The only "good" thing that comes from this is just being able to say that even the "black hats" aren't perfect coders. Aside from that, there's nothing good that comes from this.

Have a great day:)

Anonymous said...

I agree with what Matthew said. The idea of "offensive" security is dangerous...I hope we mostly mean "being aggressive in your defense".

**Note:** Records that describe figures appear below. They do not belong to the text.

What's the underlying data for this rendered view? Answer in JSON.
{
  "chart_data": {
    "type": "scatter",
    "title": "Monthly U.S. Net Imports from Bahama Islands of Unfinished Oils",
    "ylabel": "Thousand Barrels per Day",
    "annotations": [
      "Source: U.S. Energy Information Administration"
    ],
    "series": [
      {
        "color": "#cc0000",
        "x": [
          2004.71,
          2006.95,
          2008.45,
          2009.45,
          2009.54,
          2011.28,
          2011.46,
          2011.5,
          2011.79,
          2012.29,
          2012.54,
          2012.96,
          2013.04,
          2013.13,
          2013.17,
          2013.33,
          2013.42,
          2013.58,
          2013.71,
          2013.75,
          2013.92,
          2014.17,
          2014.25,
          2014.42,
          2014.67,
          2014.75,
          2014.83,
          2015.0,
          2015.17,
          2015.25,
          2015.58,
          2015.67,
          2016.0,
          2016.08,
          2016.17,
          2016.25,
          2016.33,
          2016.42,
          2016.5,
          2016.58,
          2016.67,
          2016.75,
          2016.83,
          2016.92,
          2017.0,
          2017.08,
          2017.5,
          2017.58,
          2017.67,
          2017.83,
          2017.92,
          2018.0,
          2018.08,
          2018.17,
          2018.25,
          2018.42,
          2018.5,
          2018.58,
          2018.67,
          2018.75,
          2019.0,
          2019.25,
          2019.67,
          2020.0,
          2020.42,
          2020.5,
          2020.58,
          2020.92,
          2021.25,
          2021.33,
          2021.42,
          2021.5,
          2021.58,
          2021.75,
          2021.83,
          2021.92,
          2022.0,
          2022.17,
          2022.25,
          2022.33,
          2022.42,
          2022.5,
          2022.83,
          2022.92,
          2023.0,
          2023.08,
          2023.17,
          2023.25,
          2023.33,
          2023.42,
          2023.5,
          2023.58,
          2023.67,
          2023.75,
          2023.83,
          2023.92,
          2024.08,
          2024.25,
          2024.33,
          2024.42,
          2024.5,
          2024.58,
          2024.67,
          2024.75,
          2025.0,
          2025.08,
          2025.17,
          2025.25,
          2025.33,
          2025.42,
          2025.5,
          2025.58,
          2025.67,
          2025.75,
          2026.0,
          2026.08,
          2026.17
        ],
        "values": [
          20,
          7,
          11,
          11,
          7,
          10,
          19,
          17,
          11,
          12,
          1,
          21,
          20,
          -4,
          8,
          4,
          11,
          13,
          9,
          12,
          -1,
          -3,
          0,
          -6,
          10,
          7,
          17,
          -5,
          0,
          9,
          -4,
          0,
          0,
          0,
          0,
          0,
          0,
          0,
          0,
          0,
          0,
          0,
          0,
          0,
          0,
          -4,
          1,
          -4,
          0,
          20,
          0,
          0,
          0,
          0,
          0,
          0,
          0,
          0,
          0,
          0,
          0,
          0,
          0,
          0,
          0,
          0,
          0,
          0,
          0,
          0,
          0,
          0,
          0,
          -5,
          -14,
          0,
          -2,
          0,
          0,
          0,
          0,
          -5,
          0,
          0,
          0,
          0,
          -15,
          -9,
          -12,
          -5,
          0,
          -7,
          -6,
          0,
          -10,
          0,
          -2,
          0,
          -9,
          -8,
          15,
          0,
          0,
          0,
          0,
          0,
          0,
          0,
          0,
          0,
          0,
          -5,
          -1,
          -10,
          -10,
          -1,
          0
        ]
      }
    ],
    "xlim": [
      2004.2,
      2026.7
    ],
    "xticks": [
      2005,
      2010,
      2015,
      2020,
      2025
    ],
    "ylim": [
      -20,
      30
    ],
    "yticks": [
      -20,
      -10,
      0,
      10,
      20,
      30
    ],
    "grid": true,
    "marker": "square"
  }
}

"Do not hesitate to contact TEHTRI-Security if you need technical
assistance (pentests, incident handling, source code analysis, etc) with
experts who know how work cyber conflicts for real, which is totally
different from people who have clean certifications or who just
masterize security research in labs..."

and the motive becomes clear. It's usually about money, or pissing further/fame...or both. Vigilante security researchers actively attacking systems and/or releasing 0day...and we're left with grep'ing intent from the network packets.

Anonymous said...

Richard, this is a delightful dilemma!

I think there would be enough value in the shared learning in the community to disclose these vulnerabilities.

I would hesitate on any plan to non-publicly share this information, as my assumption would be we'd only be deluding ourselves to think the attackers wouldn't themselves see it in our own channels.

I think I'd fall barely on the side of disclosing these publicly.


Taloquan said...

Although I am for the "hack back" strategy, I am torn by the double standard posed by the "full disclosure vs. responsible disclosure" debate. The community will crucify a developer for not allowing sufficient time to produce a patch, but also thrives on the security improvements that stem from vendor competition. The simple answer is if you have 'exploit pack 0-day', keep quiet, exploit-exploit, then do a talk about it. The moment you vocalize it, you lose tactical suprise and expose your organization to criticism. Strangely enough, I don't feel that is moral answer and maybe what we are left here is just an ethical dilemma.

Jackson said...

To those researchers who want to release 0 days pack on blackhat tools should know that exploit authors are those who're daily watching for latest exploits.
Right now, Laurent have taught them how to write a secure exploit pack. They've already patched their holes. New versions have been sent out to their customers.